Misafirimizin emin olmasını ve ikramımızı gönülden yemesini, içmesini isteriz. Çünkü yenilenin helal olması ve gönülden yenilmesinin lezzeti arttırdığına insana şifa verdiğine inanırız. Hatta bu arada, yediğini veya içtiğini yutmakta zorlanan misafirimizin sırtına hafifçe vurarak yutkunmasına yardımcı oluruz. Bazen bir bardak su getirerek, yutmasını kolaylaştırmak isteriz.
Helal Zarafeti ve Hak Hukuk Tasavvuru
Bir seremoni gibi anlattığım birkaç dakikalık sahnede çok ders var!
Helal olmayan bir lokmanın, bir yudum suyun, bir dilim meyvenin boğazımızdan geçerken rahatsızlık vereceğini, nefes almamızı zorlaştıracağını, sağlığımızı bozacağını düşünmek çok ince ve çok zarif bir düşünce. İkram sahibinden ayrıca “Helal olsun” cümlesini duyduğumuzdaki memnuniyet ayrı bir duyarlılık örneği. “Helal olsun” ifadesini, ilave kelimelerle letafete dönüştürmek ise ayrı bir hoşluk ve dostluk. Küçük bir ikramda tezahür eden bu zarafet ve duyarlılıklar, sahip olduğumuz hak hukuk anlayışının inceliğini göstermesi bakımından da önemli. “Hak hukuk anlayışı” diye üç kelimede özetlediğim husus, aslında sahip olunan dünya görüşünü yansıtma kabiliyetine sahip çok derin ve geniş bir tasavvuru ifade ediyor. Bu dünya görüşünde helal rızıktan alın terine, arkadaşlık ve akrabalıktan komşu hakkına, alın terinden işçi hakkına, yetim hakkının korunmasından devlet malının israf edilmemesine kadar uzayan değerler zinciri var.

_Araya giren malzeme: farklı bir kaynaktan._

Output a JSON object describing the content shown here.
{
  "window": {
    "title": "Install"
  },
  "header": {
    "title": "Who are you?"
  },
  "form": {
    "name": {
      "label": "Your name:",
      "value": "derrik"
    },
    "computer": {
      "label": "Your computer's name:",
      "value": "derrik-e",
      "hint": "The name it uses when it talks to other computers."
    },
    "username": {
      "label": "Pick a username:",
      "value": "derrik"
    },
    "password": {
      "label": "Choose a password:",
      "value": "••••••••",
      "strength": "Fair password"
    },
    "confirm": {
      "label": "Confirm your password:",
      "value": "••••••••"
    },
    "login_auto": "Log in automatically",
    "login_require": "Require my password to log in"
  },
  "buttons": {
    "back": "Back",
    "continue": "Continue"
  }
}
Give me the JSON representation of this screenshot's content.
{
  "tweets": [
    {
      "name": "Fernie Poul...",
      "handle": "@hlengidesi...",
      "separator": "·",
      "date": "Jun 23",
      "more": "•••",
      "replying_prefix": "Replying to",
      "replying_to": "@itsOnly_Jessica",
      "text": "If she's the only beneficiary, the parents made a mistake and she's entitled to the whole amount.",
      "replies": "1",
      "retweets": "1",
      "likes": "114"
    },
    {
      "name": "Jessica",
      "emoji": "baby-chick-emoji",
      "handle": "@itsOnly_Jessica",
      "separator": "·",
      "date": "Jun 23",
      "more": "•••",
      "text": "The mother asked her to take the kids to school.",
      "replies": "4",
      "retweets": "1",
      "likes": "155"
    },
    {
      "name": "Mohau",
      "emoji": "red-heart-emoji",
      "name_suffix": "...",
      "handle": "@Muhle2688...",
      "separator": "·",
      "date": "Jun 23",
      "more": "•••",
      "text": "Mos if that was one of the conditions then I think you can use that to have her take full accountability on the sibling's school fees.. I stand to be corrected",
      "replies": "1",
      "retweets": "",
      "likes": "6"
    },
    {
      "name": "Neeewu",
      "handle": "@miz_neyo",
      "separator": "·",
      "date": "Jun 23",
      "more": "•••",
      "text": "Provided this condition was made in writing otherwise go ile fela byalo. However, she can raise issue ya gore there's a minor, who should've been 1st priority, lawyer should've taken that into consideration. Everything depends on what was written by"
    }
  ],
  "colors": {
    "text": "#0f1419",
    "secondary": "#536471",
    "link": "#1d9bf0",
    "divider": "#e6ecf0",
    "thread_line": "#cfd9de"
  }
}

Günlük konuşmalarımızda “helal” bahsine dair başka örnekler de var.
Davranışları ve huyu hoşumuza giden birisinden bahsederken “Helal süt emmiş” deriz. Çünkü helal olmayan rızkın insanın tıynetini, ahlakını, huyunu suyunu bozacağına inanırız. Üstelik helal olmayan rızık, kişiliğin oluştuğu erken yaş dönemlerinde alınmışsa, bunun insanın yapısında hemen tezahür edeceğine dair güçlü bir kabulümüz vardır.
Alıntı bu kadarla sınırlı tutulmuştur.